2. Fundamental Analysis
Unlike technical analysis which main basis is the stock price movements, fundamental analysis requires thorough assessment on the company’s qualitative and quantitative characteristics.
Fundamental analysis, or value investing, is finding a stock that are undervalued. Meaning, you buy the shares of the company at the price that is cheaper than its own true worth.
How do you earn profit from fundamental analysis?
You earn profit from fundamental analysis through:
- Capital appreciation (or capital gains)
With capital appreciation, for instance, you bought 5,000 shares of XYZ Company at a share price of Php15. With the given example, your total holding is equal to Php75,000 (5,000 shares x 15 share price).
You hold the stock for three years with, let us say, 34% return on investment. After three years, your total holding is equal to Php100,500 (75,000 x 34% = 25,500).
Capital gains basically means that your shareholdings are getting higher in value.
On the other hand, dividends are the company earnings given to its shareholders. Some companies provide dividends quarterly but most of the public-listed Philippine companies are in a yearly basis.

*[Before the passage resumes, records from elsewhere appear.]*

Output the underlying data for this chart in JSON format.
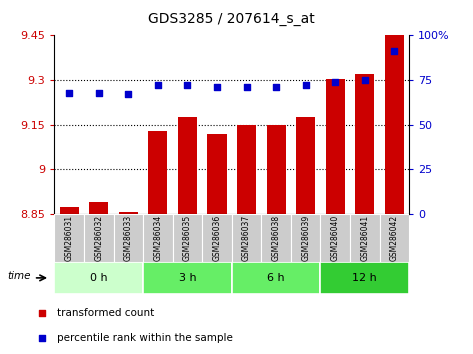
{
  "title": "GDS3285 / 207614_s_at",
  "samples": [
    "GSM286031",
    "GSM286032",
    "GSM286033",
    "GSM286034",
    "GSM286035",
    "GSM286036",
    "GSM286037",
    "GSM286038",
    "GSM286039",
    "GSM286040",
    "GSM286041",
    "GSM286042"
  ],
  "bar_values": [
    8.875,
    8.89,
    8.858,
    9.13,
    9.175,
    9.12,
    9.15,
    9.15,
    9.175,
    9.305,
    9.32,
    9.46
  ],
  "percentile_values": [
    68,
    68,
    67,
    72,
    72,
    71,
    71,
    71,
    72,
    74,
    75,
    91
  ],
  "bar_color": "#cc0000",
  "dot_color": "#0000cc",
  "ylim_left": [
    8.85,
    9.45
  ],
  "ylim_right": [
    0,
    100
  ],
  "yticks_left": [
    8.85,
    9.0,
    9.15,
    9.3,
    9.45
  ],
  "yticks_left_labels": [
    "8.85",
    "9",
    "9.15",
    "9.3",
    "9.45"
  ],
  "yticks_right": [
    0,
    25,
    50,
    75,
    100
  ],
  "yticks_right_labels": [
    "0",
    "25",
    "50",
    "75",
    "100%"
  ],
  "bar_width": 0.65,
  "grid_color": "#000000",
  "group_colors": [
    "#ccffcc",
    "#66ee66",
    "#66ee66",
    "#33cc33"
  ],
  "group_labels": [
    "0 h",
    "3 h",
    "6 h",
    "12 h"
  ],
  "group_starts": [
    -0.5,
    2.5,
    5.5,
    8.5
  ],
  "group_ends": [
    2.5,
    5.5,
    8.5,
    11.5
  ],
  "axis_color_left": "#cc0000",
  "axis_color_right": "#0000cc",
  "sample_box_color": "#cccccc",
  "legend_bar_color": "#cc0000",
  "legend_dot_color": "#0000cc"
}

Dividends may give an idea that the company is doing good in business. Some companies provide dividends and some are not. Usually, blue-chip stocks like San Miguel Corporation, Ayala Corporation, and Jollibee Foods Corporation do an excellent job at providing dividends.

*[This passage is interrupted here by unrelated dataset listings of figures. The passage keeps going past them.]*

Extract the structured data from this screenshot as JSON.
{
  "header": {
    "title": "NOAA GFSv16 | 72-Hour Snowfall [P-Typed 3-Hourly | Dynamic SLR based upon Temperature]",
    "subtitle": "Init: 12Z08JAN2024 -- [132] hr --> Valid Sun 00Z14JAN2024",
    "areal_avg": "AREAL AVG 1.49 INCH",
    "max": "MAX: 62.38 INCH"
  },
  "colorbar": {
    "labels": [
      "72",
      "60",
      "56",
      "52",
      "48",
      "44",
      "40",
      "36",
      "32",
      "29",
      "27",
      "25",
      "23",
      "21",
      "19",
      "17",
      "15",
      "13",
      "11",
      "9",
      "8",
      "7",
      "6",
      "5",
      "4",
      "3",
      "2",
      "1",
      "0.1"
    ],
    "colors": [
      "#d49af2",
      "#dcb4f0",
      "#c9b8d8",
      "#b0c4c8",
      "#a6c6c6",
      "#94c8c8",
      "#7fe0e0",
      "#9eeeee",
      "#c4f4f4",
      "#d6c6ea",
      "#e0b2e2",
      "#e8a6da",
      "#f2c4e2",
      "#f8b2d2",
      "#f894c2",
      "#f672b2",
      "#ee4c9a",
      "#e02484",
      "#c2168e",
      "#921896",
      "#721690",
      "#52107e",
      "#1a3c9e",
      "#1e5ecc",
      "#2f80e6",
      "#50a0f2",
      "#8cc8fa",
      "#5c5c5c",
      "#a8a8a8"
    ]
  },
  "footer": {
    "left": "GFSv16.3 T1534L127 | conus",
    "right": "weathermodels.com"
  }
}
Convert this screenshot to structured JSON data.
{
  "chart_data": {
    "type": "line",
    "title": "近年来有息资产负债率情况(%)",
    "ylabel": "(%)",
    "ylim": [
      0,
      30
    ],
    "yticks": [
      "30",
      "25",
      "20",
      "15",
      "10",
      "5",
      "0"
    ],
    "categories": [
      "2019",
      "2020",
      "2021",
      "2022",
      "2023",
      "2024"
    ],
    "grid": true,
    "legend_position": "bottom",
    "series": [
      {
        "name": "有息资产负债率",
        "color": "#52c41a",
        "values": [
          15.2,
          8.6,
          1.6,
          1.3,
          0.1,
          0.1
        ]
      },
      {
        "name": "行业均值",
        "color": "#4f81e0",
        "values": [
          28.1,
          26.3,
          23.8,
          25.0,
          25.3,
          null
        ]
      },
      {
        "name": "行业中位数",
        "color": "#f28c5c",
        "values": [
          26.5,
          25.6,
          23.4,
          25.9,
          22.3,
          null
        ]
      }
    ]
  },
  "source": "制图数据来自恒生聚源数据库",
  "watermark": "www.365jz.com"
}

However, companies that do not provide dividends do not necessarily mean they are not earning.
Some securities, particularly the “new ones in the Philippine Stock Exchange” or those what we call “growth stocks” use their earnings as a form of reinvestment to their company, whether it is about acquiring new properties, building new branches, hiring more people, improving their system, the list goes on.
Every company has their own policy with regards to dividends.
In fundamental analysis, what is your basis of choosing what stock to buy?
A lot of factors, actually. But qualitative and quantitative factors play a large role in fundamental analysis.
- Qualitative Analysis involves keen assessment about the company’s business model, competitive advantage, corporate governance, management, etc.
- On the other hand, quantitative analysis comprises a thorough evaluation on the company’s financial statements.
To identify what stock will going to perform well, several financial ratios like earnings-per-share, price-to-earnings ratio, price-to-book ratio, sales-to-book ratio, etc. are being used. These formulas can be identified by the help of company’s financial statements, which involves balance sheet, statement of cash flows, and income statement.
Of course, we want to invest in a company that produces a continuous positive earnings over years. In contrast, downward numbers of net earnings may serve as a signal that the company is losing its share in the market.
Fundamental analysis involves buying and holding the company shares for several years, three as the least. Benjamin Graham, Warren Buffet, Ken Fisher, earned their fortune through value investing. It is not for the people aiming to accumulate wealth in a short-term basis. Rather, it is for the people who have patience to a) not be emotional about the movement of the market, and b) to hold the shares despite of the volatility.
Buy shares and hold them for years, even decades, even lifetime, is the philosophy of investors using fundamental analysis.
In conclusion, technical analysis involves stock price movement from charts while fundamental analysis comprises company’s quantitative and qualitative measurements. Choosing which one of them will vary on person’s values, belief, and preferences. There are people became successful using technical analysis. And also fundamental analysis.
There is no better than the other. But what is common to perform good to either one of them is the level of work you put in.
Do you want to become a trader or investor? What do you think you will more likely to be in?